Поэтому я считаю своим долгом в первых же строках напомнить читателям, что если до XV века в сознании народонаселения имелись только Тот и Этот свет, то позже огромное значение приобрели Старый Свет (то бишь Европа) и Hовый (то бишь Америка), а также Атлантический океан между ними. Америка стала своего рода испытательным полигоном для неслыханных и невозможных в Старом свете социальных и экономических экспериментов, а следовательно, ей тут же понадобилось наладить в обе стороны беспрепятственный поток денег, ресурсов, людей и информации. Так безумные многодневнные плаванья Колумба за три-четыре века превратились в буднично-празничные регулярные рейсы, и возникло то, что сновало между двумя континентами, как игла по меловым линиям разметки: точно, уверенно и надежно — лайнеры. Что же чувствуют люди, оседлавшие эту иголку?
Вспомним старые сказки. Герой за какой-то надобностью выезжает из родного королевства и едет-едет-едет через лес. Здесь время и пространство теряют очертания. Можно странствовать три дня или тридцать лет. Все существа: люди, звери, нелюди, которых герой встречает на своем пути, оказывают ему магическую помощь или подвергают его испытаниям В конце достигается Тридесятое царство, Седьмые небеса, Святой Грааль. Там обретается мудрость, очищение души, богатство, идеальное супружество, после чего герой возвращается домой.
Антропологи связывают подобные мифы с ритуалом инициации (условная смерть, странствие по загробному миру, приобретение магических знаний и новое рождение более совершенным существом).
Воспарим на секунду в небеса и глянем сверху. Есть водное пространство между двумя клочками суши. То, что рыбаки из американского Мэна с лаской и ужасом называют Протокой. Океан. Полотно, сотканное богами всех прибрежных земель. Дорога кораблей. Если прежде в сознании человека были лишь его родной профанный мир (земля) и магический (море), а границей меж ними служила линия побережья, то теперь есть Отчее королевство, есть волшебное Тридесятое царство и есть рубеж между ними, где не властны людские законы — Протока. И каждый рейс «трансатлантика» — Путь Пилигрима из одного Мира в другой, сквозь сакральное пространство, сквозь смерть и новое рождение.
Если кому-то требуется пример, пусть он посмотрит еще раз камероносвкий «Титаник». Особо хочу обратить внимание на сцены беготни с топором по залитым водой коридорам. Во-первых, это автоцитата из «Чужих», во-вторых, древнейший мифологический мотив путешествия проглоченного огромной Змеей-Смертью по ее кишкам и последующего освобождения — нового рождения.
Чак и его напарник спустились на палубу второго класса, а потом нырнули под кормовую надстройку в третий класс, прошмыгнули мимо судовых прачечных, мимо бывших турецких бань, где хранились теперь бинты и корпия, добрались до дверей каюты 17б и там затаились.

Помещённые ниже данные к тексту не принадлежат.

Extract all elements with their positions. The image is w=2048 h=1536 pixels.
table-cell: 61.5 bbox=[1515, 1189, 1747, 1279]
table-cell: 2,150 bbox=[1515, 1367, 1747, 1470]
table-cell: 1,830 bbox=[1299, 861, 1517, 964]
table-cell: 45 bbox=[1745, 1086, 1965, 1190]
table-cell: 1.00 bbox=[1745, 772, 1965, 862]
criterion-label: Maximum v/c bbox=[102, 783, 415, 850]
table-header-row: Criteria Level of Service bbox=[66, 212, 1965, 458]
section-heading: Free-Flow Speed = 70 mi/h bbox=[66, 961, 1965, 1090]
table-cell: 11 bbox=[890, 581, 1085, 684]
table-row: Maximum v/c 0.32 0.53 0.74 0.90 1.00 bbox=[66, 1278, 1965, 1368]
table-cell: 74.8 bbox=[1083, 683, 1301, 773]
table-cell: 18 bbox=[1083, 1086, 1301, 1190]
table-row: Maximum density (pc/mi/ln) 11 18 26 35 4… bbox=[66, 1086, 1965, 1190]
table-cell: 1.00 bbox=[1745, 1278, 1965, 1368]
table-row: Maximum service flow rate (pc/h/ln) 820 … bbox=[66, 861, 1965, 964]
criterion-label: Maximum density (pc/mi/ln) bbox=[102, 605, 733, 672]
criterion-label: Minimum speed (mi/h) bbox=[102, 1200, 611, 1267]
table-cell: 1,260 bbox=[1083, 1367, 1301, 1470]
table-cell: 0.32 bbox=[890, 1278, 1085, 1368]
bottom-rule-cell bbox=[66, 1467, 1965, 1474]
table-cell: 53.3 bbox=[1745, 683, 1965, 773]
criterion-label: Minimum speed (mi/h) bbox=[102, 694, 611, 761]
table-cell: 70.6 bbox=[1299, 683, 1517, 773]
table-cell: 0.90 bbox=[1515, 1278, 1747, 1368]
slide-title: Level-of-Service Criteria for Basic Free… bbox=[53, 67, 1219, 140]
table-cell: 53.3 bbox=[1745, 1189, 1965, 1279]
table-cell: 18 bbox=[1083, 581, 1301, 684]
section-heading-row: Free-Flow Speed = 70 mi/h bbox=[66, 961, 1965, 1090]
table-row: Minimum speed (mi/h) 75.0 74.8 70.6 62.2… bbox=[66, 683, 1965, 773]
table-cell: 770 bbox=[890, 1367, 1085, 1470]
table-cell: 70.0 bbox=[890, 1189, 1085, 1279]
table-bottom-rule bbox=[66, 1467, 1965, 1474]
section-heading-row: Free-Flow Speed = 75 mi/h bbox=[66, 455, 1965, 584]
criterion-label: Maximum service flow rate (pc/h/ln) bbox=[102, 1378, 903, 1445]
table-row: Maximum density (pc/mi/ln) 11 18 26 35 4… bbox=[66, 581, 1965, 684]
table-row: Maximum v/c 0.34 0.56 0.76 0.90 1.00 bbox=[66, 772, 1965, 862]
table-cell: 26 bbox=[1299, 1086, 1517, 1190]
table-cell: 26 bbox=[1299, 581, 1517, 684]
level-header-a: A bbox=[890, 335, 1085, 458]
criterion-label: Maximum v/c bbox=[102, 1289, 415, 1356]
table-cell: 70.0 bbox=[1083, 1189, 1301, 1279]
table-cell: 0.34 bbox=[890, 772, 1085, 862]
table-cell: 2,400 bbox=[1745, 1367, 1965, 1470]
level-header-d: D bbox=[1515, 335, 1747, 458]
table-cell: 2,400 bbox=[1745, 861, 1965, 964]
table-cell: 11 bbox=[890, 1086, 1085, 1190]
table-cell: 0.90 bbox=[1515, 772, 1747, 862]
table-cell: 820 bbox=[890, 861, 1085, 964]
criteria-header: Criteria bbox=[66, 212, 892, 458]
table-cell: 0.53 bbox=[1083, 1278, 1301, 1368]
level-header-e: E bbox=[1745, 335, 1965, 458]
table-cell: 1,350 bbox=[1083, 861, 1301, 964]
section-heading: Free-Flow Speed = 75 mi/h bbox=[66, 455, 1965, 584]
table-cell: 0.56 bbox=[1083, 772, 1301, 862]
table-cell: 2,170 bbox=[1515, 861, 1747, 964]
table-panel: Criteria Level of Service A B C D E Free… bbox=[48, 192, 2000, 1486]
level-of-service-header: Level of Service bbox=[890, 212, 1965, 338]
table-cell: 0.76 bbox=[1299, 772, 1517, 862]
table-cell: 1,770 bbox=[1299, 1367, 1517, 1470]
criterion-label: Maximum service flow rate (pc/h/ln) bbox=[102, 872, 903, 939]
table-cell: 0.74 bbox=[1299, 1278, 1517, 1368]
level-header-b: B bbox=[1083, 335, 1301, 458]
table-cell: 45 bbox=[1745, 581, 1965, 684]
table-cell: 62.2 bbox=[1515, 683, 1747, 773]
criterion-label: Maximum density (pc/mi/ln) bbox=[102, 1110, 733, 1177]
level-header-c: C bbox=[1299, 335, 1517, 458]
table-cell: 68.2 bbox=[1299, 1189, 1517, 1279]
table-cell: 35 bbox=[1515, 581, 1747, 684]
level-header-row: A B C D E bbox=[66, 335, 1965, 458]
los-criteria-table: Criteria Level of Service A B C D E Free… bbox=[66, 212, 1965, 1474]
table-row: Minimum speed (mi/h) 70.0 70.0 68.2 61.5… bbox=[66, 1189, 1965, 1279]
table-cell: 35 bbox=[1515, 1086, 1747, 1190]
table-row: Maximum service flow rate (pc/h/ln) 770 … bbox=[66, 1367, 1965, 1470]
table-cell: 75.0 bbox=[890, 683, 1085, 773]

Ждать им пришлось недолго. В каюте зазвенели-заиграли часы, отмечая шестой час пополуночи, потом послышался явственный шелест одежды и приглушенные стоны, потом щелкнула задвижка, дверь отворилась и мимо домовят проплыли красные плюшевые тапки и розовые пятки няни Маргарет.
Хлестнул у самого лица Молодого подол халатика, просвистел спешно подвязываемый поясок, на миг показались кружевные оборочки на панталонах.
Hяня Маргарет, сомнамбулически покачиваясь, брела вглубь темного коридора по направлению к туалетной комнате.
— Опять опоздаю, так Дейриха снова в гнойную на весь день поставит, бормотала она.
Чак улыбнулся. Речь шла о миссис Дейр, старшей сестре. Командир ее глубоко уважал. Миссис Дейр была сильная шаманка, хоть сама никогда и не камлала. Зато она заставляла плясать под свой невидимый бубен всю медицинскую команду, начиная от выводка санитарок, нянечек и медсестер из Добровольных медицинских отрядов, и кончая седовласыми, основательно понюхавшими пороха военврачами. И возможно, оттого, духи гнойной и легочной лихорадки, могучие и жадные до человеческой плоти, лишь изредка наведывались на борт плавучего госпиталя.